During cardio training with the heavy bag, Jay’s former coach would repeatedly tell him to focus on his form and the sound of the bag when he hit it. In other words, during a boring task that was meant to build up endurance, his coach was telling him to focus on the process. Jay found these cardio drills boring and exhausting and found himself giving up early as a result.r />
Also, when Jay was about to step into the ring, his former coach would encourage him to imagine what it will mean to win. But Jay was both high on Negative Emotions and Motivation, so he didn’t need any help getting emotionally activated or motivated. Thinking of the outcome of winning and what it would mean only made him go from activated to over-activated and nervous. During the matches, his former coach would repeatedly yell from his corner “win this one and you’re in the UFC!” So in the middle of the match, Jay would be thinking of what it would be like to achieve his dream of competing in the UFC. As you can imagine, this strategy only served to make him over-activated and used up his brain’s precious attentional resources.
Once I explained to Jay the difference between process and outcome focus, it immediately made intuitive sense to him.
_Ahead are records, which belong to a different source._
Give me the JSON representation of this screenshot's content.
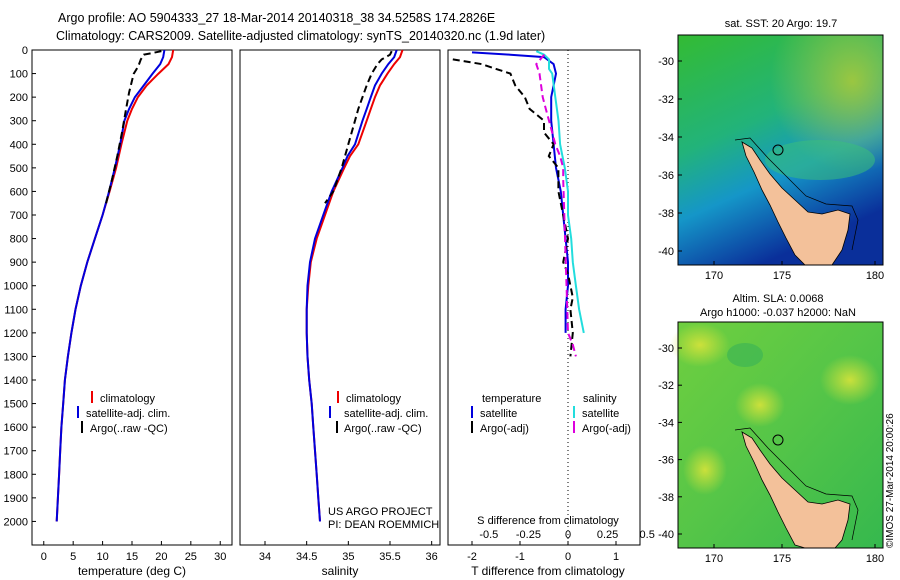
{
  "header": {
    "line1": "Argo profile: AO 5904333_27 18-Mar-2014 20140318_38 34.5258S 174.2826E",
    "line2": "Climatology: CARS2009. Satellite-adjusted climatology: synTS_20140320.nc (1.9d later)"
  },
  "colors": {
    "climatology": "#ee0000",
    "satellite": "#0000dd",
    "argo": "#000000",
    "sal_satellite": "#22dddd",
    "sal_argo": "#dd00dd",
    "land": "#f3c19a",
    "coast": "#000000"
  },
  "chart_data": [
    {
      "type": "line",
      "xlabel": "temperature (deg C)",
      "xlim": [
        -2,
        32
      ],
      "ylim": [
        2100,
        0
      ],
      "x_ticks": [
        0,
        5,
        10,
        15,
        20,
        25,
        30
      ],
      "y_ticks": [
        0,
        100,
        200,
        300,
        400,
        500,
        600,
        700,
        800,
        900,
        1000,
        1100,
        1200,
        1300,
        1400,
        1500,
        1600,
        1700,
        1800,
        1900,
        2000
      ],
      "legend": [
        "climatology",
        "satellite-adj. clim.",
        "Argo(..raw -QC)"
      ],
      "series": [
        {
          "name": "climatology",
          "points": [
            [
              22,
              0
            ],
            [
              21.8,
              30
            ],
            [
              21.2,
              60
            ],
            [
              19.5,
              100
            ],
            [
              17.5,
              150
            ],
            [
              16,
              200
            ],
            [
              15,
              250
            ],
            [
              14.2,
              300
            ],
            [
              13.2,
              400
            ],
            [
              12.3,
              500
            ],
            [
              11.2,
              600
            ],
            [
              10,
              700
            ],
            [
              8.7,
              800
            ],
            [
              7.4,
              900
            ],
            [
              6.3,
              1000
            ],
            [
              5.4,
              1100
            ],
            [
              4.7,
              1200
            ],
            [
              4.1,
              1300
            ],
            [
              3.6,
              1400
            ],
            [
              3.3,
              1500
            ],
            [
              3.0,
              1600
            ],
            [
              2.8,
              1700
            ],
            [
              2.6,
              1800
            ],
            [
              2.4,
              1900
            ],
            [
              2.2,
              2000
            ]
          ]
        },
        {
          "name": "satellite-adj. clim.",
          "points": [
            [
              20.5,
              0
            ],
            [
              20.3,
              30
            ],
            [
              19.8,
              60
            ],
            [
              18.5,
              100
            ],
            [
              17,
              150
            ],
            [
              15.5,
              200
            ],
            [
              14.5,
              250
            ],
            [
              13.7,
              300
            ],
            [
              13,
              400
            ],
            [
              12.1,
              500
            ],
            [
              11.1,
              600
            ],
            [
              10,
              700
            ],
            [
              8.7,
              800
            ],
            [
              7.4,
              900
            ],
            [
              6.3,
              1000
            ],
            [
              5.4,
              1100
            ],
            [
              4.7,
              1200
            ],
            [
              4.1,
              1300
            ],
            [
              3.6,
              1400
            ],
            [
              3.3,
              1500
            ],
            [
              3.0,
              1600
            ],
            [
              2.8,
              1700
            ],
            [
              2.6,
              1800
            ],
            [
              2.4,
              1900
            ],
            [
              2.2,
              2000
            ]
          ]
        },
        {
          "name": "Argo(..raw -QC)",
          "points": [
            [
              20,
              5
            ],
            [
              17,
              20
            ],
            [
              16.5,
              40
            ],
            [
              16.2,
              60
            ],
            [
              15.8,
              80
            ],
            [
              15.3,
              100
            ],
            [
              15,
              130
            ],
            [
              14.5,
              180
            ],
            [
              14,
              250
            ],
            [
              13.3,
              350
            ],
            [
              12.5,
              450
            ],
            [
              11.6,
              550
            ],
            [
              10.6,
              650
            ]
          ]
        }
      ]
    },
    {
      "type": "line",
      "xlabel": "salinity",
      "xlim": [
        33.7,
        36.1
      ],
      "ylim": [
        2100,
        0
      ],
      "x_ticks": [
        34,
        34.5,
        35,
        35.5,
        36
      ],
      "legend": [
        "climatology",
        "satellite-adj. clim.",
        "Argo(..raw -QC)"
      ],
      "annotations": [
        "US ARGO PROJECT",
        "PI: DEAN ROEMMICH"
      ],
      "series": [
        {
          "name": "climatology",
          "points": [
            [
              35.65,
              0
            ],
            [
              35.62,
              30
            ],
            [
              35.55,
              60
            ],
            [
              35.47,
              100
            ],
            [
              35.38,
              150
            ],
            [
              35.32,
              200
            ],
            [
              35.27,
              250
            ],
            [
              35.22,
              300
            ],
            [
              35.12,
              400
            ],
            [
              35.02,
              450
            ],
            [
              34.95,
              500
            ],
            [
              34.82,
              600
            ],
            [
              34.72,
              700
            ],
            [
              34.62,
              800
            ],
            [
              34.55,
              900
            ],
            [
              34.52,
              1000
            ],
            [
              34.5,
              1100
            ],
            [
              34.5,
              1200
            ],
            [
              34.51,
              1300
            ],
            [
              34.53,
              1400
            ],
            [
              34.56,
              1500
            ],
            [
              34.58,
              1600
            ],
            [
              34.6,
              1700
            ],
            [
              34.62,
              1800
            ],
            [
              34.64,
              1900
            ],
            [
              34.66,
              2000
            ]
          ]
        },
        {
          "name": "satellite-adj. clim.",
          "points": [
            [
              35.58,
              0
            ],
            [
              35.55,
              30
            ],
            [
              35.48,
              60
            ],
            [
              35.4,
              100
            ],
            [
              35.32,
              150
            ],
            [
              35.27,
              200
            ],
            [
              35.22,
              250
            ],
            [
              35.17,
              300
            ],
            [
              35.08,
              400
            ],
            [
              34.99,
              450
            ],
            [
              34.93,
              500
            ],
            [
              34.8,
              600
            ],
            [
              34.7,
              700
            ],
            [
              34.6,
              800
            ],
            [
              34.54,
              900
            ],
            [
              34.51,
              1000
            ],
            [
              34.5,
              1100
            ],
            [
              34.5,
              1200
            ],
            [
              34.51,
              1300
            ],
            [
              34.53,
              1400
            ],
            [
              34.56,
              1500
            ],
            [
              34.58,
              1600
            ],
            [
              34.6,
              1700
            ],
            [
              34.62,
              1800
            ],
            [
              34.64,
              1900
            ],
            [
              34.66,
              2000
            ]
          ]
        },
        {
          "name": "Argo(..raw -QC)",
          "points": [
            [
              35.52,
              5
            ],
            [
              35.5,
              20
            ],
            [
              35.4,
              40
            ],
            [
              35.35,
              60
            ],
            [
              35.28,
              100
            ],
            [
              35.22,
              150
            ],
            [
              35.17,
              200
            ],
            [
              35.12,
              250
            ],
            [
              35.08,
              300
            ],
            [
              35.0,
              400
            ],
            [
              34.92,
              500
            ],
            [
              34.82,
              600
            ],
            [
              34.72,
              650
            ]
          ]
        }
      ]
    },
    {
      "type": "line",
      "xlabel": "T difference from climatology",
      "xlabel2": "S difference from climatology",
      "xlim": [
        -2.5,
        1.5
      ],
      "ylim": [
        2100,
        0
      ],
      "x_ticks": [
        "-2",
        "-1",
        "0",
        "1"
      ],
      "x_ticks2": [
        "-0.5",
        "-0.25",
        "0",
        "0.25",
        "0.5"
      ],
      "legend": {
        "temperature": [
          "satellite",
          "Argo(-adj)"
        ],
        "salinity": [
          "satellite",
          "Argo(-adj)"
        ]
      },
      "legend_headers": [
        "temperature",
        "salinity"
      ],
      "series": [
        {
          "name": "temperature satellite",
          "points": [
            [
              -2,
              10
            ],
            [
              -1.2,
              20
            ],
            [
              -0.5,
              30
            ],
            [
              -0.3,
              60
            ],
            [
              -0.25,
              100
            ],
            [
              -0.3,
              150
            ],
            [
              -0.35,
              200
            ],
            [
              -0.35,
              300
            ],
            [
              -0.3,
              400
            ],
            [
              -0.25,
              500
            ],
            [
              -0.15,
              600
            ],
            [
              -0.1,
              700
            ],
            [
              -0.05,
              800
            ],
            [
              0,
              900
            ],
            [
              0,
              1000
            ],
            [
              -0.05,
              1100
            ],
            [
              -0.05,
              1200
            ]
          ]
        },
        {
          "name": "temperature Argo(-adj)",
          "points": [
            [
              -2.4,
              40
            ],
            [
              -1.8,
              60
            ],
            [
              -1.5,
              80
            ],
            [
              -1.2,
              100
            ],
            [
              -1.1,
              150
            ],
            [
              -0.9,
              200
            ],
            [
              -0.8,
              250
            ],
            [
              -0.5,
              300
            ],
            [
              -0.5,
              350
            ],
            [
              -0.3,
              400
            ],
            [
              -0.4,
              450
            ],
            [
              -0.2,
              500
            ],
            [
              -0.2,
              600
            ],
            [
              -0.1,
              700
            ],
            [
              0,
              800
            ],
            [
              -0.1,
              900
            ],
            [
              0,
              950
            ],
            [
              0.05,
              1000
            ],
            [
              0.1,
              1050
            ],
            [
              0.05,
              1100
            ],
            [
              0.1,
              1200
            ],
            [
              0.05,
              1300
            ]
          ]
        },
        {
          "name": "salinity satellite",
          "points": [
            [
              -0.2,
              5
            ],
            [
              -0.15,
              20
            ],
            [
              -0.12,
              40
            ],
            [
              -0.12,
              60
            ],
            [
              -0.12,
              80
            ],
            [
              -0.1,
              100
            ],
            [
              -0.08,
              200
            ],
            [
              -0.06,
              300
            ],
            [
              -0.05,
              400
            ],
            [
              -0.02,
              500
            ],
            [
              0,
              600
            ],
            [
              0,
              700
            ],
            [
              0.02,
              800
            ],
            [
              0.03,
              900
            ],
            [
              0.05,
              1000
            ],
            [
              0.07,
              1100
            ],
            [
              0.1,
              1200
            ]
          ]
        },
        {
          "name": "salinity Argo(-adj)",
          "points": [
            [
              -0.15,
              20
            ],
            [
              -0.2,
              60
            ],
            [
              -0.18,
              100
            ],
            [
              -0.17,
              150
            ],
            [
              -0.16,
              200
            ],
            [
              -0.14,
              250
            ],
            [
              -0.12,
              300
            ],
            [
              -0.1,
              350
            ],
            [
              -0.08,
              400
            ],
            [
              -0.05,
              450
            ],
            [
              -0.03,
              500
            ],
            [
              -0.03,
              550
            ],
            [
              0,
              1200
            ],
            [
              0.03,
              1250
            ],
            [
              0.05,
              1300
            ]
          ]
        }
      ]
    }
  ],
  "maps": {
    "sst": {
      "title": "sat. SST: 20 Argo: 19.7",
      "yticks": [
        "-30",
        "-32",
        "-34",
        "-36",
        "-38",
        "-40"
      ],
      "xticks": [
        "170",
        "175",
        "180"
      ]
    },
    "sla": {
      "title": "Altim. SLA: 0.0068",
      "subtitle": "Argo h1000: -0.037 h2000: NaN",
      "yticks": [
        "-30",
        "-32",
        "-34",
        "-36",
        "-38",
        "-40"
      ],
      "xticks": [
        "170",
        "175",
        "180"
      ]
    },
    "credit": "©IMOS 27-Mar-2014 20:00:26"
  }
}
He also relayed this to his new coaches. We worked on using an outcome focus when he was doing mindless cardio drills, or when he had to motivate himself to hit the gym when he was tired.
So now when he does mindless cardio drills, instead of focusing on the sounds of the bag or his form, he focuses on what it would mean to achieve his dream of a UFC contract.
Similarly, just before and during competition, Jay now focuses on the process, or exactly what he has to do. He strives to stay in the present moment. With the aid of his new coaches, he learned to stay 100 percent focused on his opponent and look for openings. Just these two simple changes in his focus improved his motivation and energy during training, and his ability to read and react during the fight.
There are a number of other strategies to improve your ability to focus that are too numerous to include in this book. These include attention training, meditation, neurofeedback, cue-words, and others. These will be further elaborated on in the upcoming books in this series.